What was a man like this doing hanging around a supposedly empty vicarage in the middle of the night, and getting in the way of his carefully laid plans? Penrose had always been a keen researcher, and nothing motivated him like utter hatred. Digging a little deeper, he quickly unearthed the connection between this Ben Hope and the deceased opera star Leigh Llewellyn. The old news item announcing their marriage was still viewable online and provided Penrose with his new enemy’s full name and title: Major Benedict Hope, British Army, retired.
From there it was just a short skip to Hope’s business website. He ran something called a tactical training facility in northern France. Penrose had little idea of what a tactical training facility was, but he understood enough to know what it suggested about the kind of skills this Hope possessed. He opened the page titled ‘About the Team’ and read, then re-read, the two short paragraphs describing Hope’s background. The man’s military experience was extensive, that much was patently obvious, but the information seemed carefully pruned, as though much of his past history couldn’t be revealed. Even to someone with Penrose’s limited understanding of military matters, that in itself was revealing enough. As for the connection between Hope and Arundel, that remained a mystery.
Wasn’t bloody O’Neill meant to take care of this kind of stuff?
Penrose summoned Cutter back to his office. Minutes later the mercenary was standing at the desk, looking no less battered and sour than he had earlier, and every bit as wary. He soon understood that his boss’s psychopathic rage had settled down to a mere simmering fury, and the gun would remain in the desk this time. Cutter relaxed a little.

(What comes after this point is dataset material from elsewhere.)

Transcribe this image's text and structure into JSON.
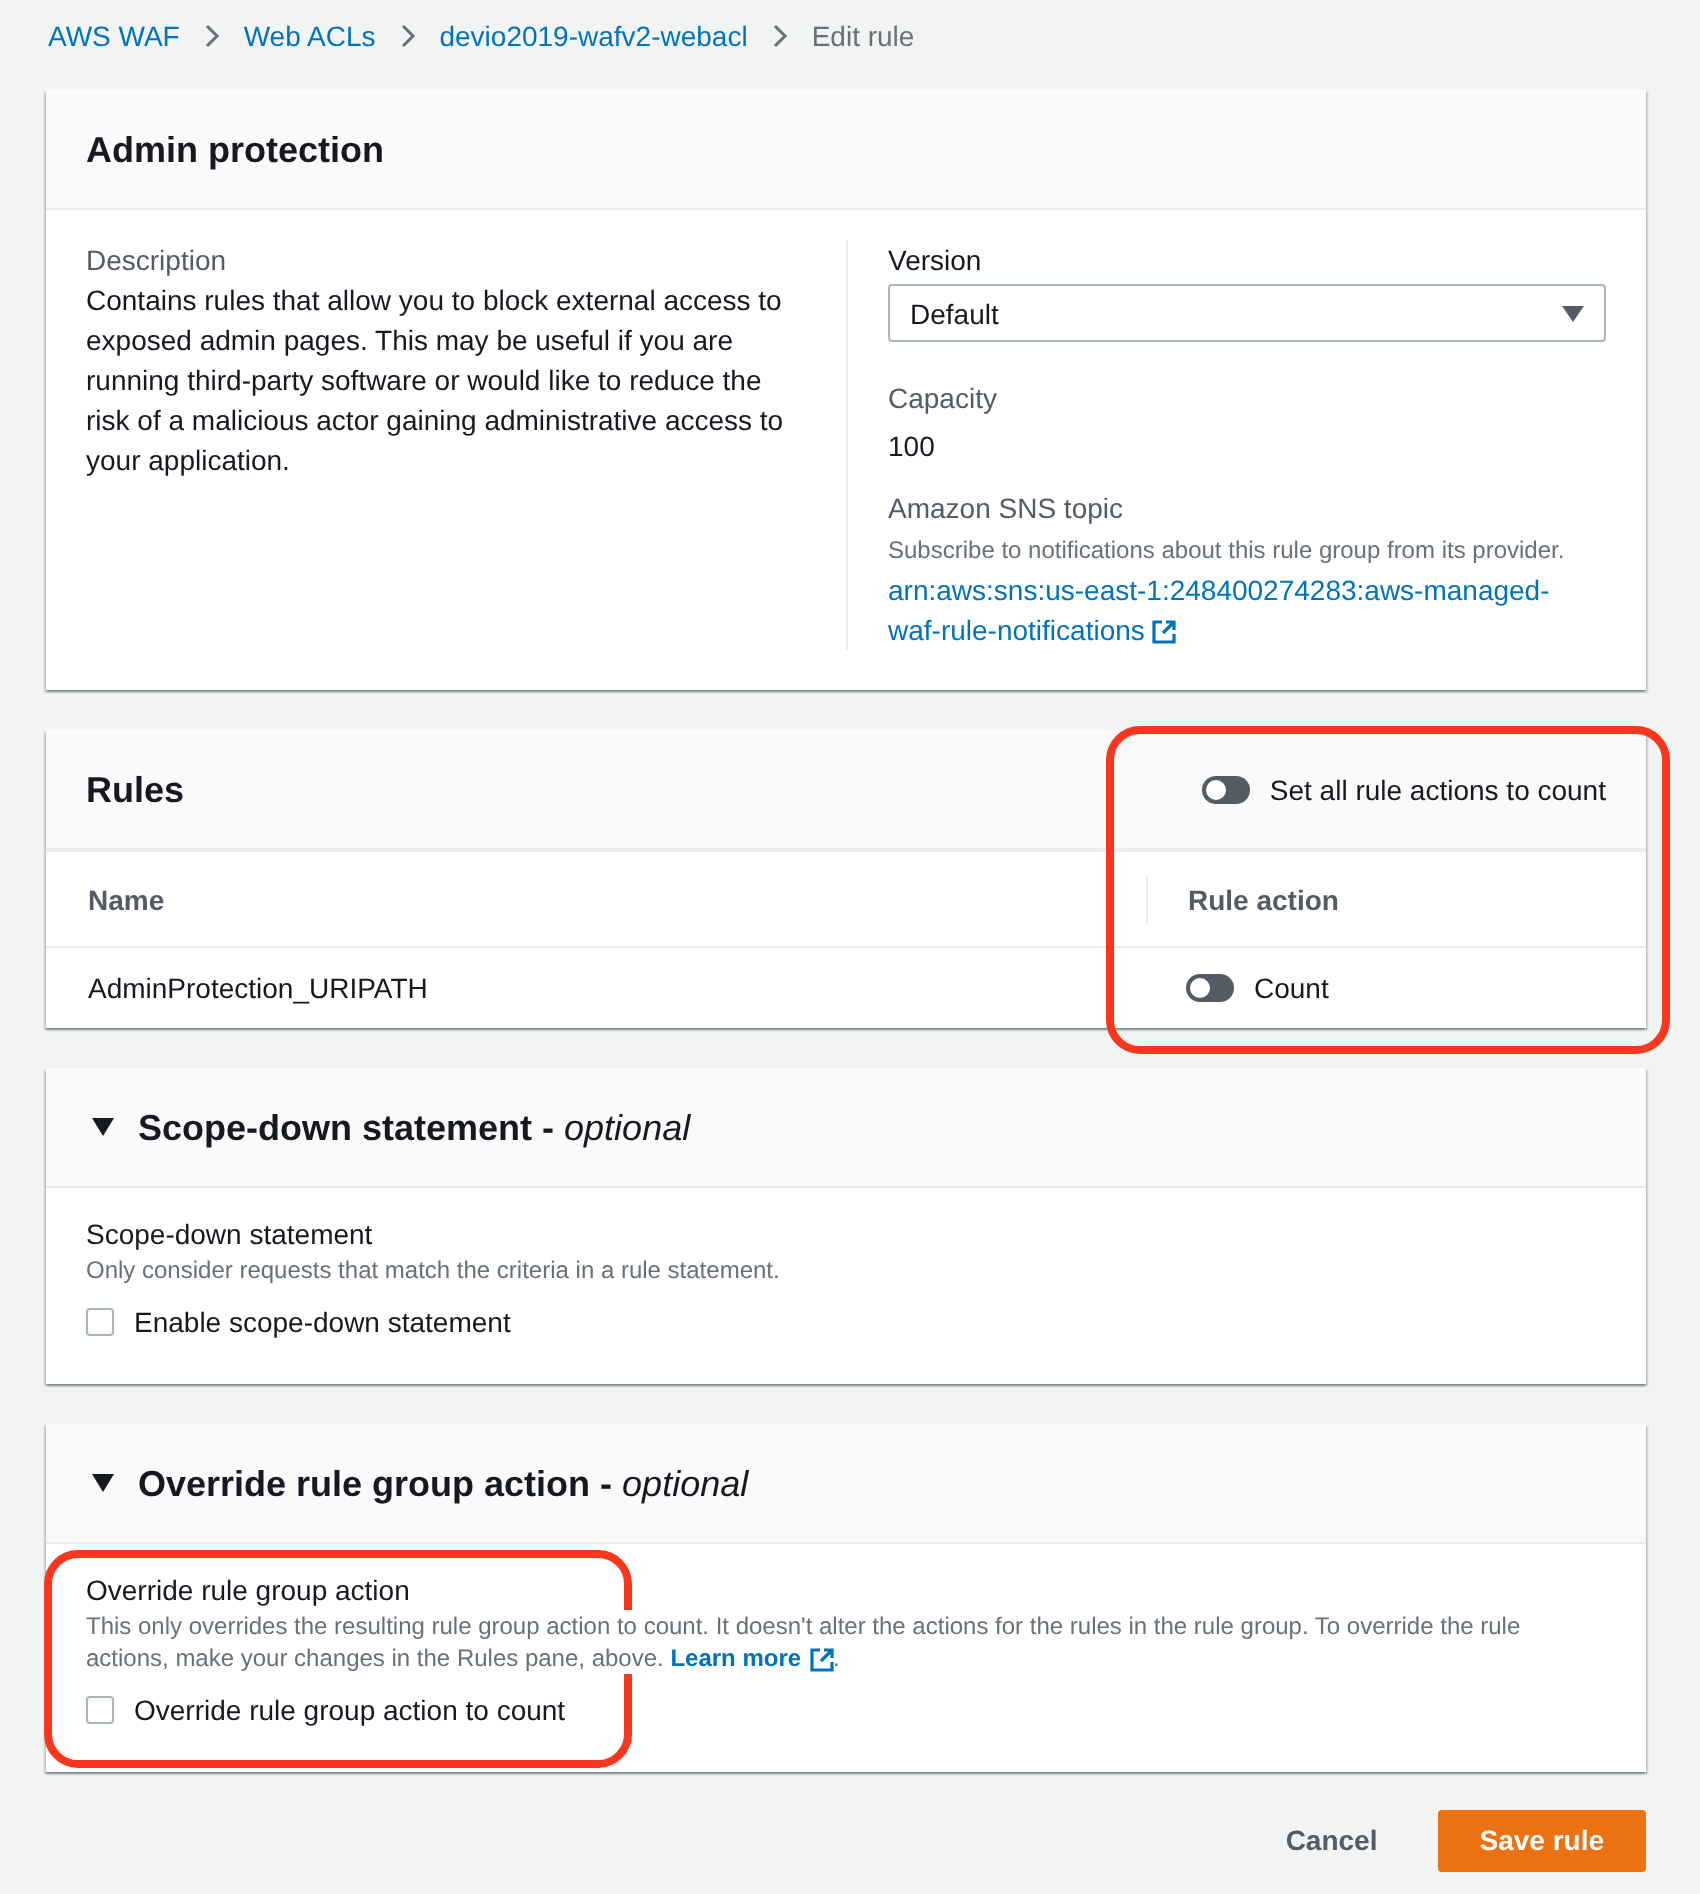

His eyes flicked across to the holdall and the bundles of cash that were visible through the open zipper. That looked like one hell of a lot of money in there. Cutter noticed two more holdalls just like it on an armchair at the back of the room. He remembered what the boss had said that night back in London. Money’s the easy part.
‘Is this the man you encountered in Arundel’s home?’ Penrose demanded, showing him the picture on the website.
‘That’s him,’ Cutter said instantly, with a flash of pain and humiliation.
‘You were a soldier. Can you tell more about who he is?’
Cutter studied the webpage. ‘Not your regular ex-squaddie. This guy’s been in deep.’